During the Miami Heat's second-round series against the Chicago Bulls, multiple members of the Bulls, including coach Tom Thibodeau, accused Heat star LeBron James of flopping to earn foul calls, most notably after being shoved by Bulls center Nazr Mohammed on a play that triggered the veteran big man's ejection from a Game 3 Bulls loss. In the days that followed, the NBA's reigning Most Valuable Player responded to Chicago's claims with smiles and denials: "I don't need to flop. I play an aggressive game. I don't flop. I've never been one of those guys."
He still swears he's not "one of those guys," though the tape sometimes tells a different tale. But that doesn't mean he doesn't see the point, value and point value of flopping, as evidenced by his answer to a question about flopping posed by CBSSports.com's Ken Berger on Monday, one day after James' brilliant performance in Miami's Game 3 beatdown of the Indiana Pacers and one day before Game 4 at Bankers Life Fieldhouse:
"It hasn't been a problem for many guys at all," James said. "I don't really pay too much attention to it. I think it's been good, I guess."
And since we're guessing here, I guess LeBron was talking about the policy itself, not the fact that it has proved to be woefully ineffective at stopping the bane of basketball, the trickery and foolishness that are ruining the games.
"It's year one, so you're not just going to go cold turkey," James said. "Guys have been accustomed to doing it for years, and it's not even a bad thing. You're just trying to get the advantage. Any way you can get the advantage over an opponent to help your team win, then so be it."
From a strategic perspective, of course, James is right — if referees are likely to respond to embellishment and simulation by calling fouls on your opponent, getting you to the bonus sooner and putting the other team's players in foul trouble, there's plenty to be gained by taking a seat. And as Berger notes, the risk/reward calculus tilts pretty heavily toward reward when the financial penalties — even the stricter postseason ones — aren't big enough to take a major bite out of many players' paychecks.

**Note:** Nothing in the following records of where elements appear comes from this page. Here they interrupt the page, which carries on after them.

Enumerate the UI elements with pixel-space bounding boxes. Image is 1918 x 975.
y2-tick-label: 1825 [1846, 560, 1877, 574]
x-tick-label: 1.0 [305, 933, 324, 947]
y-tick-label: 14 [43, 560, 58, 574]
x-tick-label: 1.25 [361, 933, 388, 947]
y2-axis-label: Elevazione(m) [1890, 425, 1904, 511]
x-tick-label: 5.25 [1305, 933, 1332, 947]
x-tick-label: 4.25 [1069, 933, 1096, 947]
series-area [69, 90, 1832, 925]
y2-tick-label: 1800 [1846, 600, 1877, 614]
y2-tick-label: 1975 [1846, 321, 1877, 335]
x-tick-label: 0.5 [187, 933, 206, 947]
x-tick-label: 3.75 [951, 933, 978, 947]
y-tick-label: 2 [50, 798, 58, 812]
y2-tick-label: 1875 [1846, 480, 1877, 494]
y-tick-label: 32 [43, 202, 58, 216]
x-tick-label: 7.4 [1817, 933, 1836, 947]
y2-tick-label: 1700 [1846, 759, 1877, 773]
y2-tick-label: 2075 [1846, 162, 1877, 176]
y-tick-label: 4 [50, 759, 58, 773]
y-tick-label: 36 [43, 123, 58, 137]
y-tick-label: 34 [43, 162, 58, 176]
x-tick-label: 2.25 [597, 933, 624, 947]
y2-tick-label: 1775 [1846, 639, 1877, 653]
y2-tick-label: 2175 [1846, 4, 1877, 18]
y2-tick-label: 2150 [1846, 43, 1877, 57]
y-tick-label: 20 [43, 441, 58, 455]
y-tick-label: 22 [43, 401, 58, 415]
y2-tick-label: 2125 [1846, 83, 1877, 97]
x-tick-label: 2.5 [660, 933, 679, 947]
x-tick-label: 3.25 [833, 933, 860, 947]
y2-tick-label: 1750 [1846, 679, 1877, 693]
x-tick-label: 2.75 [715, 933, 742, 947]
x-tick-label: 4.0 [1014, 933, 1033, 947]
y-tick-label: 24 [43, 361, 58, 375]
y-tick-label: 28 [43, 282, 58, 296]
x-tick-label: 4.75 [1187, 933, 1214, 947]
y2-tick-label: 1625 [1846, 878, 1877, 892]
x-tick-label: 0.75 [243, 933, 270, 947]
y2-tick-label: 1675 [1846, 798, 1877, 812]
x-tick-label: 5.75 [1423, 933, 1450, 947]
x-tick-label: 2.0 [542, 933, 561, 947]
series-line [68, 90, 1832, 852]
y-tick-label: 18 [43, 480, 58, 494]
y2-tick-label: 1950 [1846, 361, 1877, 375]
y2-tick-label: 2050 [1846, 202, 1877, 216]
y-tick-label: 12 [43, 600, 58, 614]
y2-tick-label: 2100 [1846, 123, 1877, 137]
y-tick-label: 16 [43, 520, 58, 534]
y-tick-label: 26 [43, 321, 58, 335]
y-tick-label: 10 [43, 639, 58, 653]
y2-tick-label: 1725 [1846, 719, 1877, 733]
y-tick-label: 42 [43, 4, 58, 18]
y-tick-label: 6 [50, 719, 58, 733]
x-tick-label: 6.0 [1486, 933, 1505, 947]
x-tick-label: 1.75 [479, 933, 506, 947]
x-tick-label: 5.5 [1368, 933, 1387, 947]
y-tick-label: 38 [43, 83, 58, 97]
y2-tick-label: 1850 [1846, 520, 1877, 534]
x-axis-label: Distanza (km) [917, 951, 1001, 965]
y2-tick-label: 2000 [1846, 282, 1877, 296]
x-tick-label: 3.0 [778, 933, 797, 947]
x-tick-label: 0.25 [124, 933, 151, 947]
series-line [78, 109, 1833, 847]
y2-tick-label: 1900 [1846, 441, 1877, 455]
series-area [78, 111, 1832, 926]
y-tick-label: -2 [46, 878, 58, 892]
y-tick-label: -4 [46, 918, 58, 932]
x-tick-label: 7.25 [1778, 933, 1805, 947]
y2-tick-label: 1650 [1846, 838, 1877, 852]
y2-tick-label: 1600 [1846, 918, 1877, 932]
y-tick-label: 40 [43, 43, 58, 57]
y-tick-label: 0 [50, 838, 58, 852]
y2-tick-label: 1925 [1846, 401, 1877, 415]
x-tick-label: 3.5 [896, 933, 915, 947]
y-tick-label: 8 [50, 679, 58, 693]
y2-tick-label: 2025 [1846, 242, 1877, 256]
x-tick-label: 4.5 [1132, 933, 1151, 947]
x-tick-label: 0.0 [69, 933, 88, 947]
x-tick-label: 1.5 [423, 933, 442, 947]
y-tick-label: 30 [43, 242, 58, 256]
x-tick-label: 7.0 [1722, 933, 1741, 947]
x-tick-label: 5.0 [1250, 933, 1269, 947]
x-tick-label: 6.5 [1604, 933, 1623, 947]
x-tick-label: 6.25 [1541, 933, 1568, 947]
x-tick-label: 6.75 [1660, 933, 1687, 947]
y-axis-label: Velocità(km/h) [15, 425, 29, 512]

From a competitive standpoint, though, it's kind of a bummer that the best, most talented player in the world is just shrugging his shoulders and saying taking dives is no big deal. I don't have the same level of zeal for anti-flopping efforts as folks like Berger or the TrueHoop gang, and I generally accept it as part of the game and the cost of doing business, but hearing LeBron blithely co-sign the practice as a means of getting the advantage leaves me a bit cold, even if he's right.
It leaves the Pacers on the other end of the temperature spectrum, hot under the collar at the Heat's penchant for embellishment. Last year, Indiana coach Frank Vogel received a $15,000 fine for complaining that officials allow the Heat to get away with flopping; this year, he's more reserved, but struck a similar tone on Monday ("I think it's well documented. I'm not for flopping").
Berger's ire toward the Heat's Game 3 simulation seemed to stem from several plays in the third quarter, when the Pacers fought back to draw within seven points before Miami pulled away for good. Shane Battier kicked things off with a pair of dubious defensive plays, both of which resulted in foul calls:
And Dwyane Wade followed up by trying to earn a call along the baseline, albeit unsuccessfully:
And on the next possession, James himself appeared (even to me) to embellish contact while defending a drive that led to an offensive foul call on Paul George:
Thus far, Battier, Wade and James have all gone without a $5,000 rip from the league. No member of the Heat was penalized during the regular season, which was the first NBA campaign in which the league had a hard-and-fast policy aimed at curbing flopping. Only four players — Derek Fisher, Jeff Pendergraph, J.R. Smith and Tony Allen — have been fined for flopping this postseason.
After James' comments, it'll be interesting to see if the officiating crew of Joey Crawford, Rodney Mott, Derrick Stafford and alternate Bill Spooner are a bit less forgiving of fakery in Game 4. If not, well, I guess we'll see how far each team is willing to take their attempts to "get the advantage."